Todos os dias são dia-de-qualquer-coisa: dia da felicidade, dia dos irmãos, dia do animal de estimação, dos namorados, dos casados, dia do sono e da gargalhada. Esquecerei aqueles que desconhecia até existirem redes sociais que sabem tudo sobre todos os assuntos e restrinjo-me às comemorações de que me lembro desde pequenina. E falo desta relação complicada com os dias especiais.
Eu sou um bocadinho implicativa com dias especiais (um bocadinho grande, verdade seja dita). Tenho a certeza que o sou porque cresci com a mais doce mas amuada das criaturas: o meu pai. O homem de barbas, costas curvadas e duas rugas permanentes na testa, odiava o Natal, detestava o Carnaval, não entendia o dia dos namorados, não simpatizava com o dia em que fazia anos, e fazia um esforço estoico para ir comigo comprar uma prenda para o dia da mãe.

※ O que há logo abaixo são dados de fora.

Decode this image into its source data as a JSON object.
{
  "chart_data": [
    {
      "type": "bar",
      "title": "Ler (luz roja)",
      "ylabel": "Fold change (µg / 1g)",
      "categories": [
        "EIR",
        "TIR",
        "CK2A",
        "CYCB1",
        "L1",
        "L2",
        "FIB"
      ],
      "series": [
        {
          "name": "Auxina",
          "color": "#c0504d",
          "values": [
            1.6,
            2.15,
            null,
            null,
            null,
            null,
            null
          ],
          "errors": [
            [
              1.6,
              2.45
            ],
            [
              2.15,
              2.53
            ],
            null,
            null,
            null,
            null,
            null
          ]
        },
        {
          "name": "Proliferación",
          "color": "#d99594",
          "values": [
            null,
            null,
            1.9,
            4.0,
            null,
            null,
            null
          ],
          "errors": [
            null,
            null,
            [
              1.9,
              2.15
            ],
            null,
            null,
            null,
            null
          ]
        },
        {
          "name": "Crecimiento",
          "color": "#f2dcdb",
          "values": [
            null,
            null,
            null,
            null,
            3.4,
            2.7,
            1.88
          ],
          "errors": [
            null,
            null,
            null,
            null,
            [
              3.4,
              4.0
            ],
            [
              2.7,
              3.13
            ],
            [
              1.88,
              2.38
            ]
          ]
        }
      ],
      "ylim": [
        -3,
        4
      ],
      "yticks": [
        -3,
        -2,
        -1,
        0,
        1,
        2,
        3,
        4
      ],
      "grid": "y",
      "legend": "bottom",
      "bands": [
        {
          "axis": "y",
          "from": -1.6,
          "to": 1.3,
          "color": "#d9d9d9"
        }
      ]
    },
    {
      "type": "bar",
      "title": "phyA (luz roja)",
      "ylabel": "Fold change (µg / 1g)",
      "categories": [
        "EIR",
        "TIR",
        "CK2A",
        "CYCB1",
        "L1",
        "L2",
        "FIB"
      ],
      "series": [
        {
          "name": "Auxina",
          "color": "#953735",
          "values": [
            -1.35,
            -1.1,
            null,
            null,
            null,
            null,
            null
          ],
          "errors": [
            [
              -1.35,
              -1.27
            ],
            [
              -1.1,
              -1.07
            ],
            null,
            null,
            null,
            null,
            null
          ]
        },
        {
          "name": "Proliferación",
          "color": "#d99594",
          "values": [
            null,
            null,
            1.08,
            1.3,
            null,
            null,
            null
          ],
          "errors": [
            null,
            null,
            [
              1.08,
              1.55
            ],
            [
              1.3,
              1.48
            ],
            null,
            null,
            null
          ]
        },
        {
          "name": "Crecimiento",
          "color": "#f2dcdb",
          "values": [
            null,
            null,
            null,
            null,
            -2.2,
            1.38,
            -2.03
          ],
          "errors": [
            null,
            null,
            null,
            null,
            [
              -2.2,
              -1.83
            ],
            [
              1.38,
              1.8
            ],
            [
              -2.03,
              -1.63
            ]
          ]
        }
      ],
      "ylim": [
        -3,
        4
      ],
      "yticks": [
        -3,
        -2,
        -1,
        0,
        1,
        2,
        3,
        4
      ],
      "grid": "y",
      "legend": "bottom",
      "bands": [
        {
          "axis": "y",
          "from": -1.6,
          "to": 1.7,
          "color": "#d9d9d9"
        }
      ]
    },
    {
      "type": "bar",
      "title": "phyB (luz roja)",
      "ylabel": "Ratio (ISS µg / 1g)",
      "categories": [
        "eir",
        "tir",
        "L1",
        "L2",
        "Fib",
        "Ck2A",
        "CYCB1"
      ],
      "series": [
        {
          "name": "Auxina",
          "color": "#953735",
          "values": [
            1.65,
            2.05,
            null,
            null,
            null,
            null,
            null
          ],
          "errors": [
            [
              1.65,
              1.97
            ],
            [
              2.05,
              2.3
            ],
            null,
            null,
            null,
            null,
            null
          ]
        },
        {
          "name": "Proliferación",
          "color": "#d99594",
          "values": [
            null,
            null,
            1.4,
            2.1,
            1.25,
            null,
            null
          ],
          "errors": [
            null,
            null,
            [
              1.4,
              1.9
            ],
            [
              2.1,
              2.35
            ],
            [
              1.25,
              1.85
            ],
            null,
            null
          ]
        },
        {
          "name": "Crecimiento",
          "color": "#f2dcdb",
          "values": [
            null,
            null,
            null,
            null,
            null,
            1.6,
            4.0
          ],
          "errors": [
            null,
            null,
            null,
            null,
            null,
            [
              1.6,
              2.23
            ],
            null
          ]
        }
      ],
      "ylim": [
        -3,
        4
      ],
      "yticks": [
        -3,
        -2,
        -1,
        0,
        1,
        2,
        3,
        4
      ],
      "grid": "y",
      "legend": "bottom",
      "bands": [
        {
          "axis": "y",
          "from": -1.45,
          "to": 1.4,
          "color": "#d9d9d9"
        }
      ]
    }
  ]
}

Herdei dele esse lado implicativo. Refilo porque é tudo inventado para vender e acho sempre que nestas datas fica tudo mais caro. Para além disso, não gosto que desconheçam que cada dia especial tem uma história que o justifica. Sou muito chata na missão de explicar a existência de São Valentim, a morte de um grupo de mulheres numa fábrica no dia 8 de março, as lutas sindicais que explicam a escolha do 1 de maio, o feriado religioso que comemorava o dia da mãe ou a história do nascimento de Jesus e a viagem dos três Reis Magos.
Cresci a achar que o meu pai não ligava nenhuma ao 19 de março nem a todas as prendas esforçadamente feitas por mim na escola. Depois da morte dele, quando fui ao local de trabalho buscar as coisas que lhe pertenciam, descobri todos os meus presentes perfeitamente alinhados (como tudo o resto) em cima da secretária. Nesse dia percebi que o meu pai, mais do que implicativo e amuado, protegia-se de tudo o que o comovia. E eu, apesar de ter herdado muito do meu pai – e de querer que os meus filhos sintam em mim o elemento forte, protetor e constante -, não me importo de chorar e de lhes repetir como adoro os presentes que fizeram, mesmo que não se perceba nada. E de dar importância aos dias que eles sentirem como importantes. Sem compras mas com todos os mimos. E com sorte de sorte de partilhar com os pais deles essa forma de estar e de sentir.